2. Na visita que fiz a seu ateliê, em 7/7/11, um dos primeiros comentários que a artista fez foi: “Não estou interessada na pintura, mas na vivência, no dia a dia”. De início achei que se tratava de uma provocação, um teste inicial que me forçaria a uma tomada de posição diante do tema, porém com o desenrolar da conversa percebi que ela estava apenas descrevendo seu modo de operar.

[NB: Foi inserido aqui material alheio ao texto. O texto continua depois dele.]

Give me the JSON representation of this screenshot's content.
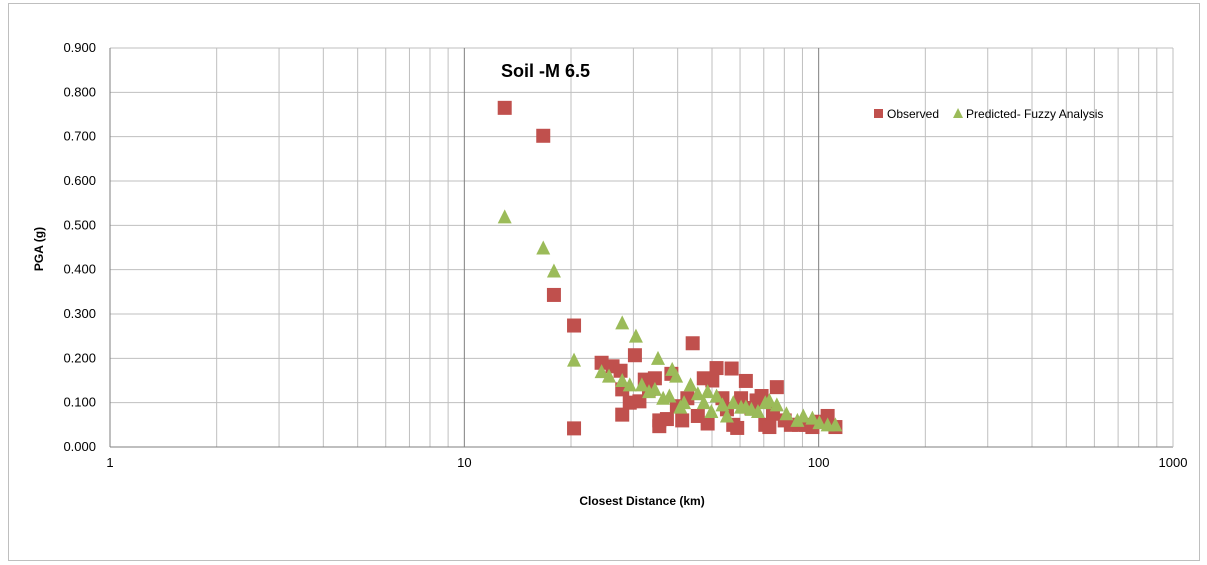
{
  "chart_data": {
    "type": "scatter",
    "title": "Soil -M 6.5",
    "xlabel": "Closest Distance (km)",
    "ylabel": "PGA (g)",
    "xscale": "log",
    "xlim": [
      1,
      1000
    ],
    "ylim": [
      0,
      0.9
    ],
    "x_ticks": [
      "1",
      "10",
      "100",
      "1000"
    ],
    "y_ticks": [
      "0.000",
      "0.100",
      "0.200",
      "0.300",
      "0.400",
      "0.500",
      "0.600",
      "0.700",
      "0.800",
      "0.900"
    ],
    "grid": true,
    "legend_position": "top-right",
    "series": [
      {
        "name": "Observed",
        "marker": "square",
        "color": "#c0504d",
        "points": [
          [
            13,
            0.765
          ],
          [
            16.7,
            0.702
          ],
          [
            17.9,
            0.343
          ],
          [
            20.4,
            0.274
          ],
          [
            20.4,
            0.042
          ],
          [
            24.4,
            0.19
          ],
          [
            26.2,
            0.182
          ],
          [
            27.6,
            0.172
          ],
          [
            27.9,
            0.13
          ],
          [
            27.9,
            0.073
          ],
          [
            29.3,
            0.1
          ],
          [
            30.3,
            0.207
          ],
          [
            31.2,
            0.103
          ],
          [
            32.3,
            0.152
          ],
          [
            33.2,
            0.13
          ],
          [
            34.5,
            0.155
          ],
          [
            35.5,
            0.06
          ],
          [
            35.5,
            0.047
          ],
          [
            37.3,
            0.063
          ],
          [
            38.4,
            0.165
          ],
          [
            39.8,
            0.092
          ],
          [
            41.2,
            0.06
          ],
          [
            42.6,
            0.11
          ],
          [
            44.1,
            0.234
          ],
          [
            45.6,
            0.07
          ],
          [
            47.4,
            0.155
          ],
          [
            48.6,
            0.053
          ],
          [
            50.1,
            0.15
          ],
          [
            51.5,
            0.178
          ],
          [
            53.5,
            0.11
          ],
          [
            55.1,
            0.085
          ],
          [
            56.8,
            0.177
          ],
          [
            57.4,
            0.05
          ],
          [
            58.9,
            0.043
          ],
          [
            60.4,
            0.11
          ],
          [
            62.3,
            0.149
          ],
          [
            64.6,
            0.088
          ],
          [
            66.8,
            0.105
          ],
          [
            69,
            0.115
          ],
          [
            70.7,
            0.05
          ],
          [
            72.6,
            0.045
          ],
          [
            74.3,
            0.075
          ],
          [
            76.2,
            0.135
          ],
          [
            80.2,
            0.06
          ],
          [
            83.5,
            0.05
          ],
          [
            88,
            0.05
          ],
          [
            92,
            0.05
          ],
          [
            96,
            0.045
          ],
          [
            100.5,
            0.057
          ],
          [
            106,
            0.07
          ],
          [
            111.5,
            0.045
          ]
        ]
      },
      {
        "name": "Predicted- Fuzzy Analysis",
        "marker": "triangle",
        "color": "#9bbb59",
        "points": [
          [
            13,
            0.519
          ],
          [
            16.7,
            0.449
          ],
          [
            17.9,
            0.397
          ],
          [
            20.4,
            0.196
          ],
          [
            24.4,
            0.17
          ],
          [
            25.6,
            0.16
          ],
          [
            27.9,
            0.28
          ],
          [
            27.9,
            0.15
          ],
          [
            29.3,
            0.14
          ],
          [
            30.5,
            0.25
          ],
          [
            31.7,
            0.14
          ],
          [
            33.2,
            0.125
          ],
          [
            34.5,
            0.13
          ],
          [
            35.2,
            0.2
          ],
          [
            36.4,
            0.11
          ],
          [
            37.9,
            0.115
          ],
          [
            38.6,
            0.175
          ],
          [
            39.6,
            0.16
          ],
          [
            40.7,
            0.09
          ],
          [
            41.7,
            0.1
          ],
          [
            43.5,
            0.14
          ],
          [
            45.6,
            0.12
          ],
          [
            47.4,
            0.1
          ],
          [
            48.6,
            0.125
          ],
          [
            49.8,
            0.08
          ],
          [
            51.5,
            0.115
          ],
          [
            53.5,
            0.095
          ],
          [
            55.1,
            0.07
          ],
          [
            57.4,
            0.1
          ],
          [
            60.4,
            0.09
          ],
          [
            62.3,
            0.09
          ],
          [
            64.6,
            0.085
          ],
          [
            67.4,
            0.08
          ],
          [
            70.7,
            0.1
          ],
          [
            72.6,
            0.105
          ],
          [
            76.2,
            0.095
          ],
          [
            81.1,
            0.075
          ],
          [
            87.1,
            0.06
          ],
          [
            90.5,
            0.07
          ],
          [
            96,
            0.065
          ],
          [
            100.5,
            0.055
          ],
          [
            106,
            0.05
          ],
          [
            111.5,
            0.05
          ]
        ]
      }
    ]
  }
}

3. Este diálogo com o cotidiano tem se mostrado produtivo desde o início do percurso de Gabriela Machado, no final dos anos 1980, mas no entanto acabou eclipsado pelas narrativas dominantes daquela década e da seguinte, que insistiam na mitificação de um artista virtuose, ensimesmado com as próprias capacidades. Um olhar mais leve e objetivo – além de menos submisso ao cânone histórico e seus maneirismos – pode revelar aspectos e possibilidades novas em direção a uma artista que não esconde seu desejo de contaminação pela experiência do mundo.

Fernando Oliva é curador e professor, docente nas faculdades Faap e Santa Marcelina.